Council Speaker Corey Johnson, Council Member Rory Lancman, Chair of the Committee on the Justice System, and Council Member Donavan Richards, Chair of the Committee on Public Safety, are calling on the city’s top law enforcement officials to take all necessary measures to keep as many New Yorkers as possible out of the criminal justice system in the midst of the coronavirus pandemic.
The announcement comes just as, Wednesday morning, it was revealed that a Corrections Officer working on Rikers Island tested positive for COVID-19.
Currently, there are over 900 people held in jails on Rikers Island over the age of 50. At least two-thirds have chronic medical conditions, around 300 are held on a parole warrant, around 200 are held on bail, and 75 on a city sentence.
One of the first NYC deaths due to coronavirus was an investigator who works on Rikers.
In the letter sent on Wednesday addressed to Mayor de Blasio, Chief Judge Janet DiFiore, Director of the Mayor’s Office of Criminal Justice Elizabeth Glazer, and the city’s district attorneys, Johnson, Lancman and Richards requested the NYPD to stop making low level arrests for cases like low-level minor drug possession; arrests that target street vendors, canners, fare evaders, those perceived to be sex workers: and failure to appear in court during the virus crisis as they are putting the public health is at risk.
“While we acknowledge that incarceration may be necessary for those charged with serious crimes, we ask for the use of bail or remand only in cases when absolutely necessary during this public health crisis,” the group wrote in the letter.
“People who get arrested end up spending hours and hours in a small room with strangers waiting to see a judge. We know that many of these people are at higher risk for COVID-19. The potential for the virus to spread in these close quarters is enormous. We must stop forcing people unnecessarily into an environment in which the virus can easily spread. Many of them will be released within hours, so this is for the safety of all New Yorkers.”

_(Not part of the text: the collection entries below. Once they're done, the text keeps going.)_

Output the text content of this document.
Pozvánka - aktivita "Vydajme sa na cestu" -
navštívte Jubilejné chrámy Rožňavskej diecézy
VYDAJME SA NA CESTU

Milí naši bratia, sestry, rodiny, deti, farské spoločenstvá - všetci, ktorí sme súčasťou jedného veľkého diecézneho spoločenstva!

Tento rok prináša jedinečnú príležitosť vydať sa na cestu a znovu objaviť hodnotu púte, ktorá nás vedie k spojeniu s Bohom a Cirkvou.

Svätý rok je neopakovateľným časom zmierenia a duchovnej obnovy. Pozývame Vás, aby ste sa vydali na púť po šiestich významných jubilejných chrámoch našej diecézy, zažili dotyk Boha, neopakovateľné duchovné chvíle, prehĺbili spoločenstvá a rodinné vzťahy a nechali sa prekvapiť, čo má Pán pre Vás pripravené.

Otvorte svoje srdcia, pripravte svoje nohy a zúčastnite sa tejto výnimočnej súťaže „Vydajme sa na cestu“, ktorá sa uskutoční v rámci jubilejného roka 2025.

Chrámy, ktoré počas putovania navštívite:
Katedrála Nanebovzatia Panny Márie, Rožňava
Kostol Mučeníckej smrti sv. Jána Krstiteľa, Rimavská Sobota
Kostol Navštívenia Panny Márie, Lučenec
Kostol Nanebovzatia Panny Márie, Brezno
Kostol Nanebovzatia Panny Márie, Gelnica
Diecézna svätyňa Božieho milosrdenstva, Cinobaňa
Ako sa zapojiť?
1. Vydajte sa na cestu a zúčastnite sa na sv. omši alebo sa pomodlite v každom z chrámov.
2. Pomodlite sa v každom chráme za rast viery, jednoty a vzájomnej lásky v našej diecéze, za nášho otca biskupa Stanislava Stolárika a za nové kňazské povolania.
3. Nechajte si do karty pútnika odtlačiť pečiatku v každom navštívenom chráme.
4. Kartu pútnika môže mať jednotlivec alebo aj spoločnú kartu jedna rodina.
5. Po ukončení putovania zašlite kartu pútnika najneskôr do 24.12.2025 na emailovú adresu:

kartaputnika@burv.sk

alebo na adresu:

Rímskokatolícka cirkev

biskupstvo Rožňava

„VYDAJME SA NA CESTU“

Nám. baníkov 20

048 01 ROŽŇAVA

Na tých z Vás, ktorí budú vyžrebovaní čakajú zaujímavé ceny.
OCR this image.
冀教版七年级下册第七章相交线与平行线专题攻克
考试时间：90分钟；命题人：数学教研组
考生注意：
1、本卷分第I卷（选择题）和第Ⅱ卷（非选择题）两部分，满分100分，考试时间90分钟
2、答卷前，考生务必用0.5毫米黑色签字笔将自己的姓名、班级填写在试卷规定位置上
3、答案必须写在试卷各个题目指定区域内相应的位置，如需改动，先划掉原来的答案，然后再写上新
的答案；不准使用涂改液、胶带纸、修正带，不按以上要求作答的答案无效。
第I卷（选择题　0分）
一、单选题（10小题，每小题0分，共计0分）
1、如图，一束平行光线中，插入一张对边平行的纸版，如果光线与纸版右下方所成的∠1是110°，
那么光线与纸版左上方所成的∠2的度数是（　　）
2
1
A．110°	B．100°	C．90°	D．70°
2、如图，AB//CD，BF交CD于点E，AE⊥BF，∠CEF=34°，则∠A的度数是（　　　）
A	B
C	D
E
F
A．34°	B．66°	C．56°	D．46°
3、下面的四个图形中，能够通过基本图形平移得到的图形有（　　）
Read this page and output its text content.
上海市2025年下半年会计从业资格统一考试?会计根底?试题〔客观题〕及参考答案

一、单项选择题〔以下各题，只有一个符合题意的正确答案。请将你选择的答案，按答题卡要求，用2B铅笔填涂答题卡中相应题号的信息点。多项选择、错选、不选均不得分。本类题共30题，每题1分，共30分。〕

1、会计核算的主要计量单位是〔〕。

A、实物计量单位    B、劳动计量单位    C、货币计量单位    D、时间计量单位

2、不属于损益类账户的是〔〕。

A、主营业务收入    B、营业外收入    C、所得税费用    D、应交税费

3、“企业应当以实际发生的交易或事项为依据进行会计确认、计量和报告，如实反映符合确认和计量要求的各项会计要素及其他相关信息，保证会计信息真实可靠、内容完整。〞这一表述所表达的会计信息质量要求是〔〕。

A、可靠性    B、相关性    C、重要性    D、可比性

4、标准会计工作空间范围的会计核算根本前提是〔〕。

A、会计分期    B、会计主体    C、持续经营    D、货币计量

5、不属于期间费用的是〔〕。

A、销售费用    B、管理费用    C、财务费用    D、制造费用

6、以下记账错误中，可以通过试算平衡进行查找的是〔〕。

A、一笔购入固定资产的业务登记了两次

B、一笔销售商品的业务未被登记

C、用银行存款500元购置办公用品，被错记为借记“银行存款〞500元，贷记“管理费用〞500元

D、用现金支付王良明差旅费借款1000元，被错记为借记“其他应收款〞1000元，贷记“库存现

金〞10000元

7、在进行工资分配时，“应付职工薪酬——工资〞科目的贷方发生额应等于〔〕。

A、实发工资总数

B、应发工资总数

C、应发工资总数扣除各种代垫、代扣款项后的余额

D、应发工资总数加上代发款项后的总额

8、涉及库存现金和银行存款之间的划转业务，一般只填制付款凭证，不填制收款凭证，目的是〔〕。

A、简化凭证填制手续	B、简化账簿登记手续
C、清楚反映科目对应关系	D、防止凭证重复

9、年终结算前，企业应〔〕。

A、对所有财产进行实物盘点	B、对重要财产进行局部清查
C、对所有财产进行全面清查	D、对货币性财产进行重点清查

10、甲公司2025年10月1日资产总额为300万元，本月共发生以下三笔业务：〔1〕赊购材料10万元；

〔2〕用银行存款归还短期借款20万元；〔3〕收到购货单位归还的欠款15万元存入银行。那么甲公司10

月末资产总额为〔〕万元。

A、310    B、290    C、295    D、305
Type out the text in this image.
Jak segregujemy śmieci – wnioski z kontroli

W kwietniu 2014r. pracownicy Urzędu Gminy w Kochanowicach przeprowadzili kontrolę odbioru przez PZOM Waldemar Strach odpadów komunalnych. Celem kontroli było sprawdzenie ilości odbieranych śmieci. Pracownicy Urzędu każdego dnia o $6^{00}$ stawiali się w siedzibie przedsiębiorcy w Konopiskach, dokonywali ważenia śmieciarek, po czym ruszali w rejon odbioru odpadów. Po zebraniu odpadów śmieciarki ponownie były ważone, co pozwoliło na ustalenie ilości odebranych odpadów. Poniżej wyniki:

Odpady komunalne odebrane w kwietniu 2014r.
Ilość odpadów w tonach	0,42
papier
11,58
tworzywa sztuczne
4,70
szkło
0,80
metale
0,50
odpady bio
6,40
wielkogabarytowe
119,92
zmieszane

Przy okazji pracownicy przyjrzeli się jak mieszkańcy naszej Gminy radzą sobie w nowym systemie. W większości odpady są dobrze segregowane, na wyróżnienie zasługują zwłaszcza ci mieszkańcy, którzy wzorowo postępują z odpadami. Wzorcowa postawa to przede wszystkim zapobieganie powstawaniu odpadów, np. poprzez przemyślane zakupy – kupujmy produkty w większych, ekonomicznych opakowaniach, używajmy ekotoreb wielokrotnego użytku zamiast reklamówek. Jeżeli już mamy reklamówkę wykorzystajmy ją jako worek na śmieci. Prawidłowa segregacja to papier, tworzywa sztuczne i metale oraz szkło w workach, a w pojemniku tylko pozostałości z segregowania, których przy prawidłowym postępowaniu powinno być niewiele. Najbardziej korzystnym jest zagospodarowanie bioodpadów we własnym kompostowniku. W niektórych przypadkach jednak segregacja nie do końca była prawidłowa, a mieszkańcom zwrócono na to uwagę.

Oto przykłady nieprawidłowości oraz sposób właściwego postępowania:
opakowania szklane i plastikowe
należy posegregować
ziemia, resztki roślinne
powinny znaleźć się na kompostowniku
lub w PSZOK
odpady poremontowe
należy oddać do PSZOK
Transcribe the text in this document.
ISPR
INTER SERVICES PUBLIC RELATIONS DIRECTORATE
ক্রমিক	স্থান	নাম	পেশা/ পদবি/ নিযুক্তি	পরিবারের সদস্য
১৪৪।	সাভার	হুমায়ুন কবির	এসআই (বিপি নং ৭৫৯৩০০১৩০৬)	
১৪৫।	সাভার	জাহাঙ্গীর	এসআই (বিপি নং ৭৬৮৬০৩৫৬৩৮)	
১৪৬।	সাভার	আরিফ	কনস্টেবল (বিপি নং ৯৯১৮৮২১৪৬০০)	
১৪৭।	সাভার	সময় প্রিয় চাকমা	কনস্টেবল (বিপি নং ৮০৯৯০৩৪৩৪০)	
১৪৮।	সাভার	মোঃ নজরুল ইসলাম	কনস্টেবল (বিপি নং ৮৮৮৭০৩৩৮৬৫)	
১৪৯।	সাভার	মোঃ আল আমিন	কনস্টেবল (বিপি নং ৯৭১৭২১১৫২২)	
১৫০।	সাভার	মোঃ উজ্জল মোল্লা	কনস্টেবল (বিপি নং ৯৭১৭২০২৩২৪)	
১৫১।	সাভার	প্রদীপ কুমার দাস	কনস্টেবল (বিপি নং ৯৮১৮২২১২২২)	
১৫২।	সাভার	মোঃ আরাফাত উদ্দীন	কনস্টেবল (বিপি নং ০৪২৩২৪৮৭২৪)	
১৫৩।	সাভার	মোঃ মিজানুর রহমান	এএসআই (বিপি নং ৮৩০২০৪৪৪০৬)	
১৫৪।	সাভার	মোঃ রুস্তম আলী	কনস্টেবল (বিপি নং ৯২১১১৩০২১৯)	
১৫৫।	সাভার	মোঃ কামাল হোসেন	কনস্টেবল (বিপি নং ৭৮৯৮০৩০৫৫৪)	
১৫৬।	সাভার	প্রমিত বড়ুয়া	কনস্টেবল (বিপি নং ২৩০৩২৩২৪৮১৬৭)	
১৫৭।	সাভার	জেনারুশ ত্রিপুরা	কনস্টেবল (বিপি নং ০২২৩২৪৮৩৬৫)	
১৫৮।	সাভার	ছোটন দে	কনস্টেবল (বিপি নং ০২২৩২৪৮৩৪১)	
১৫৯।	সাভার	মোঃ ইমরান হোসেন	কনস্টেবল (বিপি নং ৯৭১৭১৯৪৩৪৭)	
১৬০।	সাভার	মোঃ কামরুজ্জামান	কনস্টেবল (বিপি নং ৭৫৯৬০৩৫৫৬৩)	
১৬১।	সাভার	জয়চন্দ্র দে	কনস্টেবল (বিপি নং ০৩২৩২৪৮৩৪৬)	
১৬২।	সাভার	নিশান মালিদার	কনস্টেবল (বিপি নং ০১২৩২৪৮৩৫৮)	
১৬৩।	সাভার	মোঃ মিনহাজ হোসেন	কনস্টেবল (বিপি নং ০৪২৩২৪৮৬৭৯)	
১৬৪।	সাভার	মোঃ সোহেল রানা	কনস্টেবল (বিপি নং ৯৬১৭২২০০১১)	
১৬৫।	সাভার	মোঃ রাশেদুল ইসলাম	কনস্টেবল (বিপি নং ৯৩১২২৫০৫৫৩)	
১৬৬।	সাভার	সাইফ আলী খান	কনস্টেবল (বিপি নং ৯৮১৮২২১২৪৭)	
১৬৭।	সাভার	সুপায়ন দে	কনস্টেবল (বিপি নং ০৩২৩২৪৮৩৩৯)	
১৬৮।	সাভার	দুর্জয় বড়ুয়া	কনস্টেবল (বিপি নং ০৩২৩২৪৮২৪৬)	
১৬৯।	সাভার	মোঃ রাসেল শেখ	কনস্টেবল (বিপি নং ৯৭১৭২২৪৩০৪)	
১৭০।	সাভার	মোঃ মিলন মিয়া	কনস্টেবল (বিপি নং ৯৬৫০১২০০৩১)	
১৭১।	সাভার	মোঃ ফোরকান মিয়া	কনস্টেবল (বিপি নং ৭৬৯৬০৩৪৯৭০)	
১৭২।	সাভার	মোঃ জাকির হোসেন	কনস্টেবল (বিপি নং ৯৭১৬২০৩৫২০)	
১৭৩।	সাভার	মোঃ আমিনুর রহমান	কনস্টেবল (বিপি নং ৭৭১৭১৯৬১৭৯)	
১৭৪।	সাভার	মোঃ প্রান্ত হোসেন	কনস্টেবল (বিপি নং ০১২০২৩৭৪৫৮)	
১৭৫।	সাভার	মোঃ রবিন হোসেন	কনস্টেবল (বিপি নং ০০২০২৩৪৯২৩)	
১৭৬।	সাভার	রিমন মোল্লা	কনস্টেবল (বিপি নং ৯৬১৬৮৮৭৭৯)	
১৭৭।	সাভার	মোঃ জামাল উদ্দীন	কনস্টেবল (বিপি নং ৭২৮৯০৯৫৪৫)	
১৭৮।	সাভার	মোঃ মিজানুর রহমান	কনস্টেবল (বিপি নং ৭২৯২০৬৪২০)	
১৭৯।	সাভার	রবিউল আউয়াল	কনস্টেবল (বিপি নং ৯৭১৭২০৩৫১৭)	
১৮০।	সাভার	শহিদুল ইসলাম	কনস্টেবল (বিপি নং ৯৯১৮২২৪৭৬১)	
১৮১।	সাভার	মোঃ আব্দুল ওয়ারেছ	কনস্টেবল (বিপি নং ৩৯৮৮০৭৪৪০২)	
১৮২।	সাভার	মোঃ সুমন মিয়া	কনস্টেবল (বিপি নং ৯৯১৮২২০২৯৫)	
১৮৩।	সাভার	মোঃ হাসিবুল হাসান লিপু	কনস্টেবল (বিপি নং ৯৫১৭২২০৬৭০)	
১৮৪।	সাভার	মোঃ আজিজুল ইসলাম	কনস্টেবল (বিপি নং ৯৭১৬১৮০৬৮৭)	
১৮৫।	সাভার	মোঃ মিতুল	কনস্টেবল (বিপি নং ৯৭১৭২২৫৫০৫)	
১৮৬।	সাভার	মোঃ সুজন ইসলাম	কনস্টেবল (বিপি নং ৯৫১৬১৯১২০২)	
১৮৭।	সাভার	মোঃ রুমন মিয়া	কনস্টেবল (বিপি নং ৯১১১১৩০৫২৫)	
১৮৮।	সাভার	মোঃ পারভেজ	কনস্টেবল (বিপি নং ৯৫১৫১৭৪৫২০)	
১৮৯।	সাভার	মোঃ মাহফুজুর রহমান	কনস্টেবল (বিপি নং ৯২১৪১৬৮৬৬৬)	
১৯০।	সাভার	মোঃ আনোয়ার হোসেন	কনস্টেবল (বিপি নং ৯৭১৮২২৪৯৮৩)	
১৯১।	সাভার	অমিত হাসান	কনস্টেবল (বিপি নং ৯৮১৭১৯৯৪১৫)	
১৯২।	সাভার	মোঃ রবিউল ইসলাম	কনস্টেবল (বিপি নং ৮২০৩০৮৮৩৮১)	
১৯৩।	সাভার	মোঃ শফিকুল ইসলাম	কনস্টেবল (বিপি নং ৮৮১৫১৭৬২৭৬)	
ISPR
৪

Also on Wednesday, Public Advocate Jumaane Williams, Council Member Brad Lander, Communities United for Police Reform, and a coalition of criminal justice advocates held a virtual press conference calling on the same:
“Over-incarceration and the approach to broken windows policing have long been a disastrous approach devastating lives and communities,” said Williams in a statement. “Now, amid the rapid spread of COVID-19, the public health danger is even greater and more acute. I’m calling on the NYPD to suspend non-violent, so-called victimless quality of life arrests which could increase exposure rates among at-risk individuals…
“If we value safety in this city, we value safety. If we value health, we value health. If we value each other, we value each other. If we continue to knowingly expose the most vulnerable New Yorkers to this disease through over policing of broken-windows offenses, those values are laid bare.”